There is a large plume of muddy freshwater that expands from the Mississippi River into the Gulf off Louisiana. This plume could be a barrier for coastal species trying to expand their range. However, the spreadfin skate is reported to be an outer continental shelf species and may not be influenced by this lower salinity water. So, what is their story?
And why are these not found in the Caribbean? In the Caribbean you do enter tropical waters where coral reefs become more common. There is certainly a species shift when you reach this zone and it could be the food needed by these skates is not found here – a biological barrier. Many find these biogeographic situations interesting.
There are 12 species that have the typical “Carolina marine fish” distribution. Meaning they are found throughout the Gulf up the eastern seaboard to Massachusetts and south to Brazil. Two, the Atlantic torpedo ray and the roughtail stingray, expand their range farther into Canada. As a matter of fact, the roughtail stingray prefers colder waters.
Torpedo rays are an interesting group. This family of fish includes two species here in the Gulf, the Atlantic torpedo ray and the lesser electric ray. Yep… these two have special muscle cells that can deliver an electric shock. It is believed this electric current can detect and stun prey as well as repel predators. The voltage is not dangerous but will get your attention.

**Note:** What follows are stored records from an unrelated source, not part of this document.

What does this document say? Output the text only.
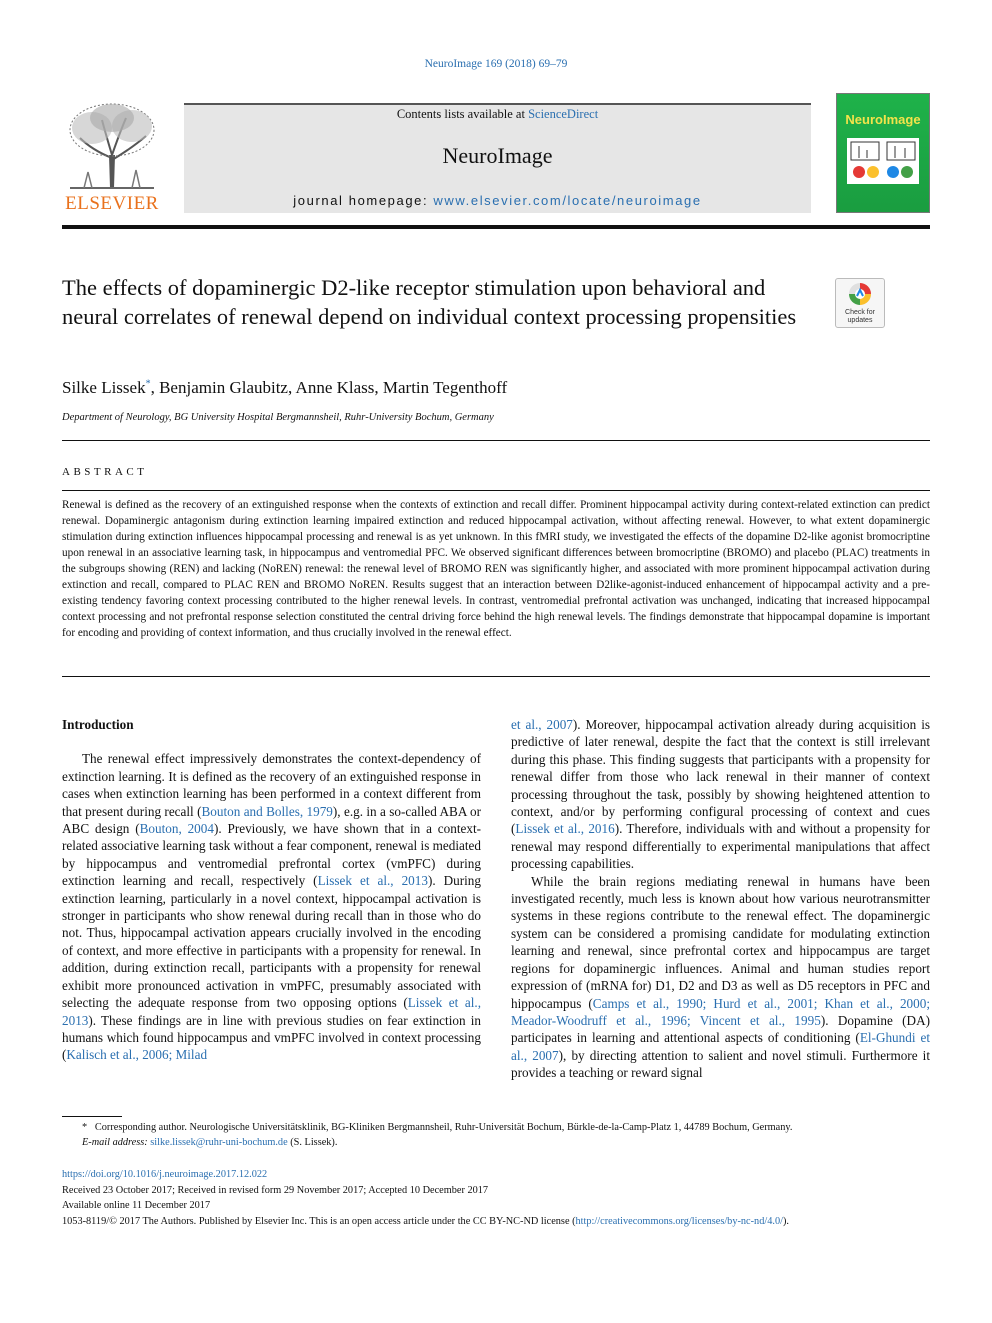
NeuroImage 169 (2018) 69–79
ELSEVIER
Contents lists available at ScienceDirect
NeuroImage
journal homepage: www.elsevier.com/locate/neuroimage
NeuroImage
The effects of dopaminergic D2-like receptor stimulation upon behavioral and neural correlates of renewal depend on individual context processing propensities	Check for updates
Silke Lissek*, Benjamin Glaubitz, Anne Klass, Martin Tegenthoff
Department of Neurology, BG University Hospital Bergmannsheil, Ruhr-University Bochum, Germany
ABSTRACT
Renewal is defined as the recovery of an extinguished response when the contexts of extinction and recall differ. Prominent hippocampal activity during context-related extinction can predict renewal. Dopaminergic antagonism during extinction learning impaired extinction and reduced hippocampal activation, without affecting renewal. However, to what extent dopaminergic stimulation during extinction influences hippocampal processing and renewal is as yet unknown. In this fMRI study, we investigated the effects of the dopamine D2-like agonist bromocriptine upon renewal in an associative learning task, in hippocampus and ventromedial PFC. We observed significant differences between bromocriptine (BROMO) and placebo (PLAC) treatments in the subgroups showing (REN) and lacking (NoREN) renewal: the renewal level of BROMO REN was significantly higher, and associated with more prominent hippocampal activation during extinction and recall, compared to PLAC REN and BROMO NoREN. Results suggest that an interaction between D2like-agonist-induced enhancement of hippocampal activity and a pre-existing tendency favoring context processing contributed to the higher renewal levels. In contrast, ventromedial prefrontal activation was unchanged, indicating that increased hippocampal context processing and not prefrontal response selection constituted the central driving force behind the high renewal levels. The findings demonstrate that hippocampal dopamine is important for encoding and providing of context information, and thus crucially involved in the renewal effect.

Introduction

The renewal effect impressively demonstrates the context-dependency of extinction learning. It is defined as the recovery of an extinguished response in cases when extinction learning has been performed in a context different from that present during recall (Bouton and Bolles, 1979), e.g. in a so-called ABA or ABC design (Bouton, 2004). Previously, we have shown that in a context-related associative learning task without a fear component, renewal is mediated by hippocampus and ventromedial prefrontal cortex (vmPFC) during extinction learning and recall, respectively (Lissek et al., 2013). During extinction learning, particularly in a novel context, hippocampal activation is stronger in participants who show renewal during recall than in those who do not. Thus, hippocampal activation appears crucially involved in the encoding of context, and more effective in participants with a propensity for renewal. In addition, during extinction recall, participants with a propensity for renewal exhibit more pronounced activation in vmPFC, presumably associated with selecting the adequate response from two opposing options (Lissek et al., 2013). These findings are in line with previous studies on fear extinction in humans which found hippocampus and vmPFC involved in context processing (Kalisch et al., 2006; Milad

et al., 2007). Moreover, hippocampal activation already during acquisition is predictive of later renewal, despite the fact that the context is still irrelevant during this phase. This finding suggests that participants with a propensity for renewal differ from those who lack renewal in their manner of context processing throughout the task, possibly by showing heightened attention to context, and/or by performing configural processing of context and cues (Lissek et al., 2016). Therefore, individuals with and without a propensity for renewal may respond differentially to experimental manipulations that affect processing capabilities.

While the brain regions mediating renewal in humans have been investigated recently, much less is known about how various neurotransmitter systems in these regions contribute to the renewal effect. The dopaminergic system can be considered a promising candidate for modulating extinction learning and renewal, since prefrontal cortex and hippocampus are target regions for dopaminergic influences. Animal and human studies report expression of (mRNA for) D1, D2 and D3 as well as D5 receptors in PFC and hippocampus (Camps et al., 1990; Hurd et al., 2001; Khan et al., 2000; Meador-Woodruff et al., 1996; Vincent et al., 1995). Dopamine (DA) participates in learning and attentional aspects of conditioning (El-Ghundi et al., 2007), by directing attention to salient and novel stimuli. Furthermore it provides a teaching or reward signal

* Corresponding author. Neurologische Universitätsklinik, BG-Kliniken Bergmannsheil, Ruhr-Universität Bochum, Bürkle-de-la-Camp-Platz 1, 44789 Bochum, Germany.
E-mail address: silke.lissek@ruhr-uni-bochum.de (S. Lissek).
https://doi.org/10.1016/j.neuroimage.2017.12.022
Received 23 October 2017; Received in revised form 29 November 2017; Accepted 10 December 2017
Available online 11 December 2017
1053-8119/© 2017 The Authors. Published by Elsevier Inc. This is an open access article under the CC BY-NC-ND license (http://creativecommons.org/licenses/by-nc-nd/4.0/).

Of those “Carolina marine species” three, the guitarfish, the lesser electric ray, and the yellow stingray do not reach Massachusetts. Their distribution ends at North Carolina. You would have to guess water temperature as a barrier here. The warm Gulf stream begins heading east across the Atlantic Ocean off Cape Hatteras towards Europe. They could follow this current to Bermuda, but they have not been reported there. This could be due to depth (pressure), being benthic fish, or food barriers.
There is one family that is tropical, the sawfish. These bizarre dinosaur looking creatures were once common in the estuaries of the Gulf region. They are now rare and protected.
One species of stingray, the Atlantic stingray has been found in the lower reaches of Louisiana rivers. Like bull sharks, salinity may not be a barrier for them.
And then we have our “world travelers”. The manta and eagle rays are found across the globe in tropical waters, and eagle rays are common in temperate parts of the world.
The distribution of our rays is not as universal as sharks. The skates in particular have an interesting distribution pattern. Pensacola lies right at the boundary of the eastern and western Gulf of Mexico, so we find both geographic groups here. Though they may scare many people, rays are fascinating creatures and cool to see.